What ever happened to, "Your word is your bond?" It seems these days, people tend to give their word without the slightest intention of honoring it.
The experts will tell you integrity is the core character trait found in successful and highly effective leaders. If your customers, co-workers, colleagues or acquaintances can't trust your word, take a look behind you. No one is following.
How solid or reliable is your word? I asked myself that recently, after settling into the first chapter of Duane Cummings' provocative book, "The Sensational Salesman."
You can speed through this intriguing narrative that chronicles the self-destruction of a young, dishonest salesman. It's that good and engaging a read. But I took the slow road to follow Thomas, the main character, and his sensational transformation. Why? Because the lessons he learns along the path to redemption are arresting, Well, at least, they arrested me. And the first lesson on honesty and integrity would not release me until I did some serious assessment on the value of "our word."
It's "our word" that measures our integrity. It reflects character, reveals the true you. That's why it's crucial not to toss your word around casually.
Some people make ambitious pledges on a whim to worthy causes, with good intentions. But once the emotional thrill is gone, so goes the will to follow through on the commitment.
If we are to be people of integrity, the simple act of keeping our word is a good place to start. Not too long ago, a man's word chiseled his reputation. If he broke it, his honor would crack or crumble. Some would have rather died than renege on a promise. Now-a-days, many people keep commitments only if and when they feel like it. But your broken word chips away at your trustworthiness as a leader or a layman.
Tips to Build Integrity:
So, here are twelve tips you might consider to build or fortify your integrity:
1. Keep your commitments to yourself. If you don't, you'll create internal turmoil and self-sabotage.
2. Don't make commitments you know you can't honor. That only breeds frustration.
3. Don't rush to please people by making empty promises. You'll only
disappoint them and yourself in the long run.
4. Strive to be a person of honor.
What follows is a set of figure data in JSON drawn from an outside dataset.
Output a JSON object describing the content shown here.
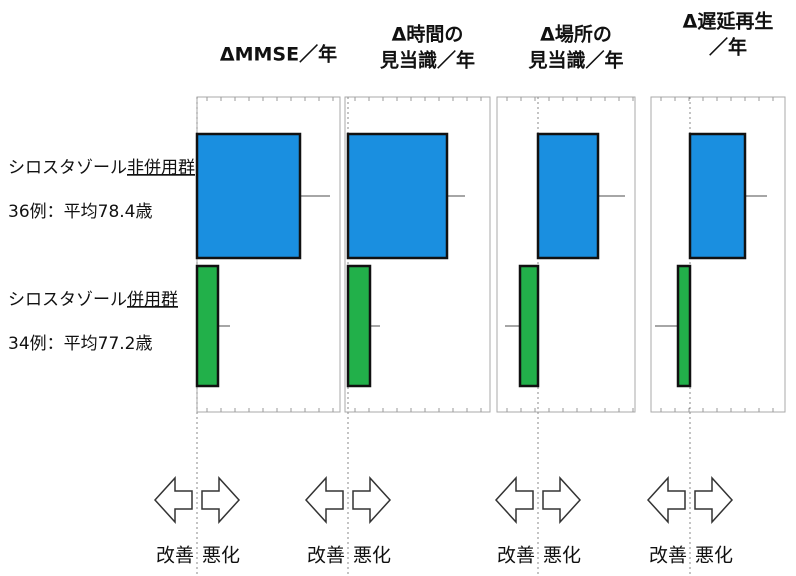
{
  "row_labels": [
    {
      "name": "シロスタゾール",
      "group": "非併用群",
      "detail": "36例：平均78.4歳"
    },
    {
      "name": "シロスタゾール",
      "group": "併用群",
      "detail": "34例：平均77.2歳"
    }
  ],
  "chart_data": [
    {
      "type": "hbar",
      "title": [
        "ΔMMSE／年"
      ],
      "xlim": [
        0,
        143
      ],
      "values": [
        103,
        21
      ],
      "errors": [
        30,
        12
      ],
      "colors": [
        "#1a8fe0",
        "#22b04a"
      ],
      "direction_labels": [
        "改善",
        "悪化"
      ]
    },
    {
      "type": "hbar",
      "title": [
        "Δ時間の",
        "見当識／年"
      ],
      "xlim": [
        -3,
        142
      ],
      "values": [
        99,
        22
      ],
      "errors": [
        18,
        10
      ],
      "colors": [
        "#1a8fe0",
        "#22b04a"
      ],
      "direction_labels": [
        "改善",
        "悪化"
      ]
    },
    {
      "type": "hbar",
      "title": [
        "Δ場所の",
        "見当識／年"
      ],
      "xlim": [
        -41,
        97
      ],
      "values": [
        60,
        -18
      ],
      "errors": [
        27,
        15
      ],
      "colors": [
        "#1a8fe0",
        "#22b04a"
      ],
      "direction_labels": [
        "改善",
        "悪化"
      ]
    },
    {
      "type": "hbar",
      "title": [
        "Δ遅延再生",
        "／年"
      ],
      "xlim": [
        -39,
        95
      ],
      "values": [
        55,
        -12
      ],
      "errors": [
        22,
        23
      ],
      "colors": [
        "#1a8fe0",
        "#22b04a"
      ],
      "direction_labels": [
        "改善",
        "悪化"
      ]
    }
  ]
}
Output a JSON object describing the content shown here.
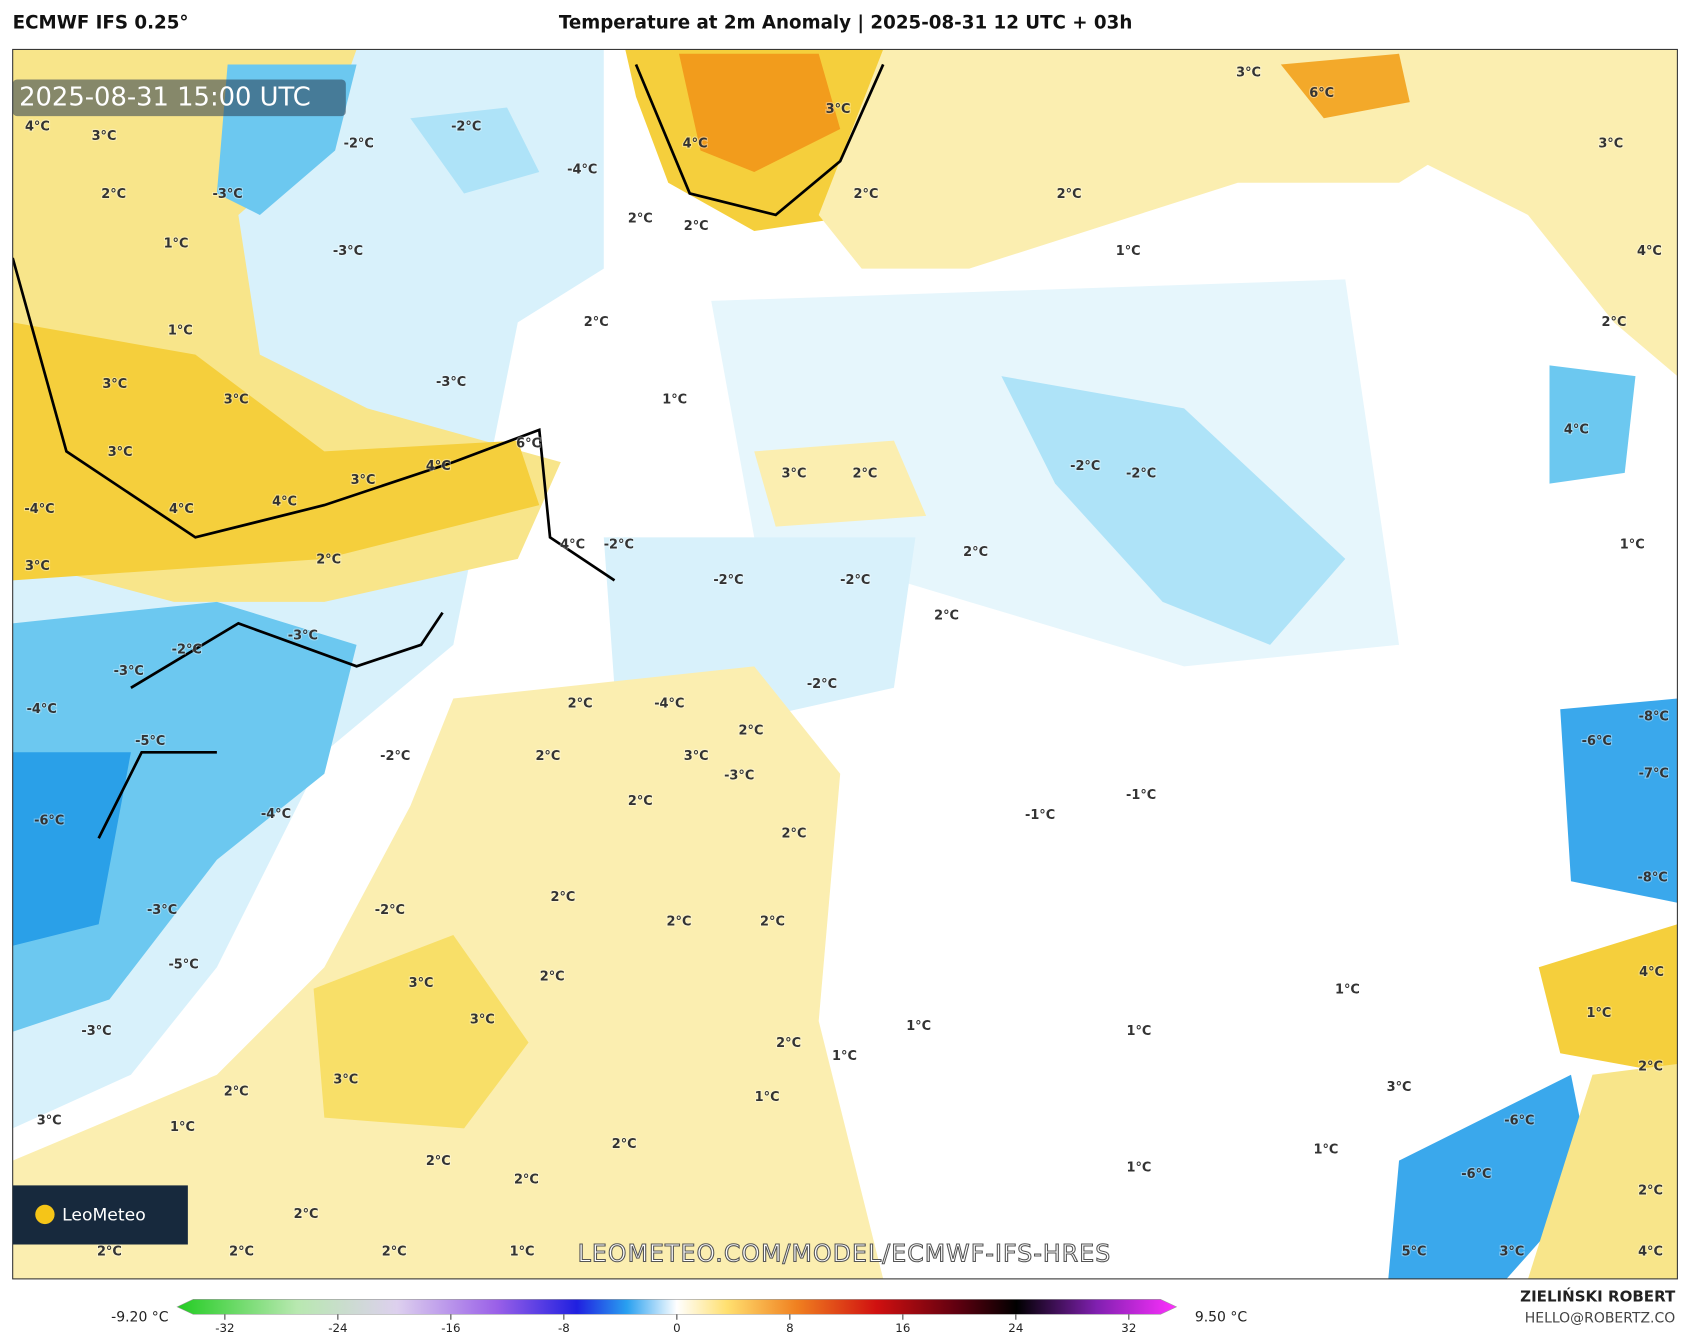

Don't say one thing and do another.
5. Value other people's time. If you make an appointment, keep it.
6. If you must break a commitment, give proper and timely notice.
People will respect you for being considerate.
7. Don't base your promised word on feelings or emotions. Feelings are
fleeting. Our word should stand firm.
8. Always speak the truth in love. Don't try to spare people's feeling by
being dishonest and inauthentic.
9. Know your limitations. Don't be a hero and overburden yourself with
commitments. Something will suffer.
10. Just say no. Don't feel obligated. Better to say, "I can't" and disappoint up front, than to agree to a task and then fail to follow through.
11. Value yourself and your time. You can't be all things to all people.
Don't give place to guilt because you can't accommodate everybody.
12. Don't be haphazard. When you do commit to a task, perform it to the best of your ability.
Your word is like currency. Anybody should be able to take it to the bank. But if all you are depositing is empty commitments, that currency has no value. And your character becomes worthless.
Value and honor your word. Indeed, that will yield a rich supply of personal integrity.